Our scheme \(\varPi \) is secure against malicious clients, i.e., search token in \(\varPi \) is unforgeable against adaptive attacks, assuming that the strong RSA assumption holds.

Assume that there exists an adversarial client \(\mathcal {A}\) who can generate a valid search token for some nonauthorized keyword \(w_0\), so he can get the correct value \((g^{1/w'} \mod n)\). In this case, we can use \(\mathcal {A}\) to construct an efficient algorithm \(\mathcal {B}\) to solve the strong RSA problem with a non-negligible probability by Euclidean algorithm.

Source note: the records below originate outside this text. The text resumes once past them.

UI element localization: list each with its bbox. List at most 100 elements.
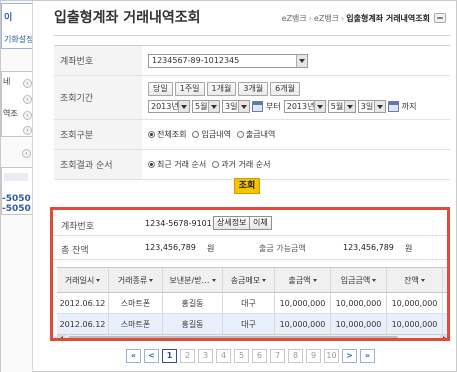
result-account-value: 1234-5678-91011 [145,219,217,228]
sidebar-menu-label: 역조 [3,109,18,118]
next-page-button[interactable]: > [342,349,357,363]
sort-down-icon [420,278,425,282]
page-button[interactable]: 6 [252,349,267,363]
from-year-select[interactable]: 2013년 [148,100,190,113]
page-button[interactable]: 1 [162,349,177,363]
from-day-select[interactable]: 3일 [222,100,250,113]
breadcrumb-separator: › [341,14,345,23]
column-header-label: 출금액 [288,275,311,285]
type-value-cell: 전체조회 입금내역 출금내역 [146,120,450,149]
to-month-select[interactable]: 5월 [327,100,356,113]
left-sidebar: 이 기화설정 네 › › 역조 › › › -5050 -5050 [1,1,33,372]
table-cell: 10,000,000 [387,293,443,313]
table-header: 거래일시 거래종류 보낸분/받… 송금메모 출금액 입금금액 잔액 [57,267,447,293]
account-select[interactable]: 1234567-89-1012345 [148,54,308,68]
page-button[interactable]: 2 [180,349,195,363]
scroll-right-icon[interactable] [440,335,447,338]
column-header[interactable]: 잔액 [387,268,443,292]
page-button[interactable]: 10 [324,349,339,363]
sort-down-icon [312,278,317,282]
table-cell: 2012.06.12 [57,293,109,313]
chevron-down-icon [208,101,219,112]
radio-icon [236,131,244,138]
scroll-left-icon[interactable] [58,335,66,338]
type-radio-group: 전체조회 입금내역 출금내역 [148,129,275,140]
to-day-select[interactable]: 3일 [357,100,386,113]
breadcrumb-item[interactable]: eZ뱅크 [282,14,307,23]
column-header[interactable]: 출금액 [275,268,331,292]
result-panel: 계좌번호 1234-5678-91011 상세정보 이체 총 잔액 123,45… [50,207,450,341]
page-button[interactable]: 4 [216,349,231,363]
type-deposit-radio[interactable]: 입금내역 [192,129,231,140]
first-page-button[interactable]: « [126,349,141,363]
period-1week-button[interactable]: 1주일 [174,82,205,96]
to-year-value: 2013년 [286,102,315,111]
table-cell: 10,000,000 [331,293,387,313]
period-1month-button[interactable]: 1개월 [206,82,237,96]
chevron-right-icon: › [23,95,32,104]
chevron-right-icon: › [23,126,32,135]
period-label: 조회기간 [54,76,142,119]
period-today-button[interactable]: 당일 [148,82,173,96]
order-past-radio[interactable]: 과거 거래 순서 [212,159,271,170]
table-cell: 대구 [223,293,275,313]
table-row[interactable]: 2012.06.12 스마트폰 홍길동 대구 10,000,000 10,000… [57,293,447,314]
column-header[interactable]: 입금금액 [331,268,387,292]
to-year-select[interactable]: 2013년 [283,100,326,113]
breadcrumb: eZ뱅크 › eZ뱅크 › 입출형계좌 거래내역조회 [282,13,446,24]
from-month-select[interactable]: 5월 [192,100,220,113]
breadcrumb-separator: › [308,14,312,23]
transfer-button[interactable]: 이체 [249,216,272,230]
prev-page-button[interactable]: < [144,349,159,363]
column-header[interactable]: 거래일시 [57,268,109,292]
print-icon[interactable] [434,13,446,23]
to-suffix: 까지 [401,102,417,111]
chevron-right-icon: › [23,79,32,88]
table-cell: 2012.06.12 [57,314,109,334]
column-header[interactable]: 거래종류 [109,268,163,292]
sidebar-menu-item[interactable]: › [2,92,32,108]
column-header[interactable]: 보낸분/받… [163,268,223,292]
radio-icon [212,161,220,168]
sidebar-menu-item[interactable]: › [1,147,32,161]
chevron-right-icon: › [22,149,31,158]
table-cell: 10,000,000 [331,314,387,334]
table-cell: 홍길동 [163,314,223,334]
order-recent-radio[interactable]: 최근 거래 순서 [148,159,206,170]
sidebar-settings-link[interactable]: 기화설정 [4,34,32,45]
calendar-icon[interactable] [252,101,263,112]
search-button[interactable]: 조회 [234,178,260,194]
table-cell: 홍길동 [163,293,223,313]
form-row-type: 조회구분 전체조회 입금내역 출금내역 [54,120,450,150]
calendar-icon[interactable] [387,101,399,112]
table-row[interactable]: 2012.06.12 스마트폰 홍길동 대구 10,000,000 10,000… [57,314,447,335]
page-button[interactable]: 3 [198,349,213,363]
last-page-button[interactable]: » [360,349,375,363]
period-3month-button[interactable]: 3개월 [238,82,269,96]
type-all-label: 전체조회 [157,130,187,139]
page-button[interactable]: 9 [306,349,321,363]
scroll-thumb[interactable] [68,336,398,338]
column-header-label: 입금금액 [340,275,371,285]
sidebar-menu-item[interactable]: 역조 › [2,108,32,124]
period-6month-button[interactable]: 6개월 [270,82,300,96]
sidebar-phone: -5050 [2,204,31,214]
detail-button[interactable]: 상세정보 [213,216,251,230]
type-all-radio[interactable]: 전체조회 [148,129,186,140]
breadcrumb-current: 입출형계좌 거래내역조회 [346,14,430,23]
sidebar-menu-item[interactable]: 네 › [2,76,32,92]
form-row-period: 조회기간 당일 1주일 1개월 3개월 6개월 2013년 5월 3일 부터 2… [54,76,450,120]
breadcrumb-item[interactable]: eZ뱅크 [314,14,339,23]
page-button[interactable]: 7 [270,349,285,363]
order-value-cell: 최근 거래 순서 과거 거래 순서 [146,150,450,179]
sort-down-icon [262,278,267,282]
table-cell: 10,000,000 [387,314,443,334]
type-withdraw-radio[interactable]: 출금내역 [236,129,275,140]
page-button[interactable]: 5 [234,349,249,363]
sidebar-menu-item[interactable]: › [2,123,32,139]
page-button[interactable]: 8 [288,349,303,363]
horizontal-scrollbar[interactable] [57,334,447,338]
chevron-down-icon [238,101,249,112]
column-header[interactable]: 송금메모 [223,268,275,292]
result-account-row: 계좌번호 1234-5678-91011 상세정보 이체 [53,212,447,236]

Consider the properties of RSA function, actually unless the client can compute the correct value \(g^{1/w'} \mod n\), or no one can generate a valid search token for non-authorized keyword \(w'\).

5 Comparison and Analysis

In this section, we simply analyze the efficiency of our scheme by providing the cost of communication and computation in our scheme. Here we set all the number of keywords be one so to compare easily. Let \(|G|,|\mathbb Z_p|\) respectively be the size of the group element \(\mathbb G\), security parameter size. exp denotes the computation cost of the exponential operation. Table 1 lists some classical similar schemes about searchable encryption.

Table 1. The communication and computation cost of some classical retrieval scheme

From the table, we can see that our searchable encryption achieves a balance in diversified function and communication cost. The size of \(\mathrm {EDB}\) can keep the size of O(|DB|), which is similar with the scheme proposed by Xu [24]. And we also realize the multi-client function in our paper without increasing much computation cost.

6 Conclusion

We construct an efficient and practical multi-client symmetric searchable encryption scheme with physical deletion property via RSA function in the random oracle model, and prove the security of the scheme by using the strong RSA function and four attack lemmas. The scheme gives a general method to extend the single reader model searchable encryption scheme to multiple readers. We also present the detailed communication cost and computation cost of the proposed scheme and point out that our scheme is more efficient than other classical ones by comparing the running time with some classical searchable encryption in each phase.